At the NATO-Russia Council meeting, Russia’s Ambassador Alexander Grushko delivered an ultimatum to NATO, saying that any move by NATO to enhance its self-defense will be regarded by Russia as a threat that precludes negotiations and will impel Moscow to take its habitual “appropriate responses.” Grushko revealed not only that Moscow sees NATO as a threat, but also that it insists NATO not defend itself, since such moves are inherently provocative.

Here at home, the Obama administration is once again in what appears to be its congenital stance of confusion over Putin’s objectives. US Ambassador to NATO Douglas Lute said that
further NATO expansion is off the table because it will provoke Russia, and that is something the United States does not want to do.

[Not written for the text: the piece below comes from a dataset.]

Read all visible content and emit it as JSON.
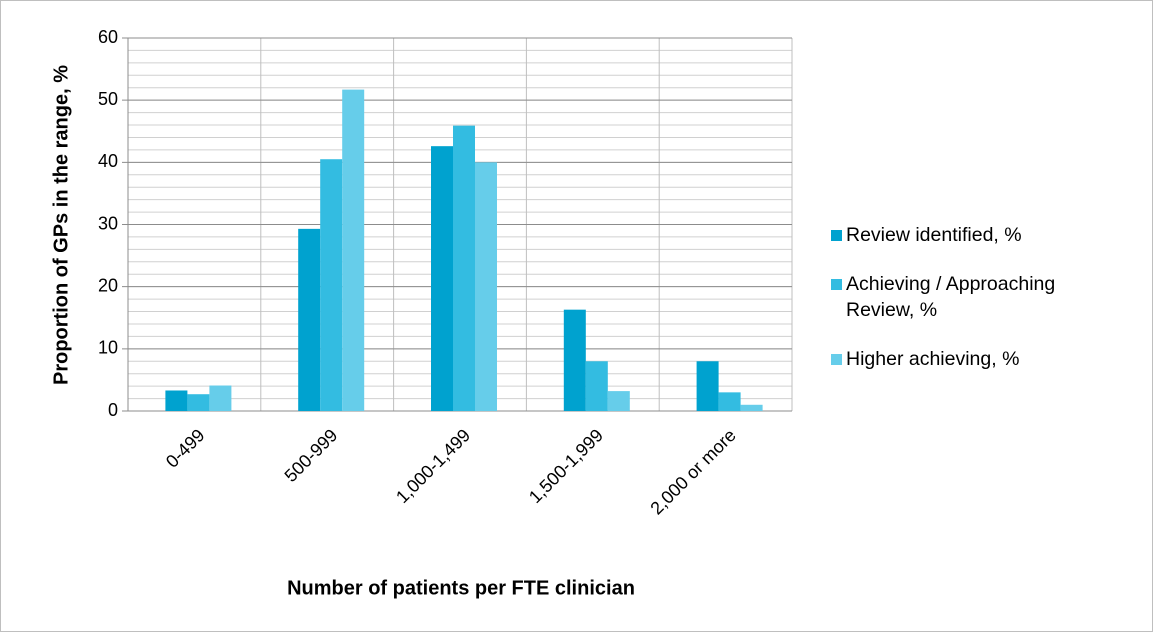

Other than rhetoric, there is no real response to Russia’s ever-escalating provocative behavior and threats to NATO. Putin, it seems, can provoke NATO all he likes; the only effective response is NATO’s enforcement of increasingly self-denying ordinances upon itself and its preemptive surrender to Putin’s agenda. Pressure from France, Germany, and Italy to end or reduce sanctions is mounting. The Europeans aren’t pressing Russia nearly as much to fulfill the ceasefire agreement as they are Ukraine. The Minsk II agreement does not bind Russia to anything or even accept that Russia has been at war in Ukraine since 2014. It puts the Ukrainian government and the “separatists,” in reality Russian irregulars or regulars dressed up to look like irregulars, as equals and entails Ukraine’s self-declared negation of its own sovereignty over the Donbas.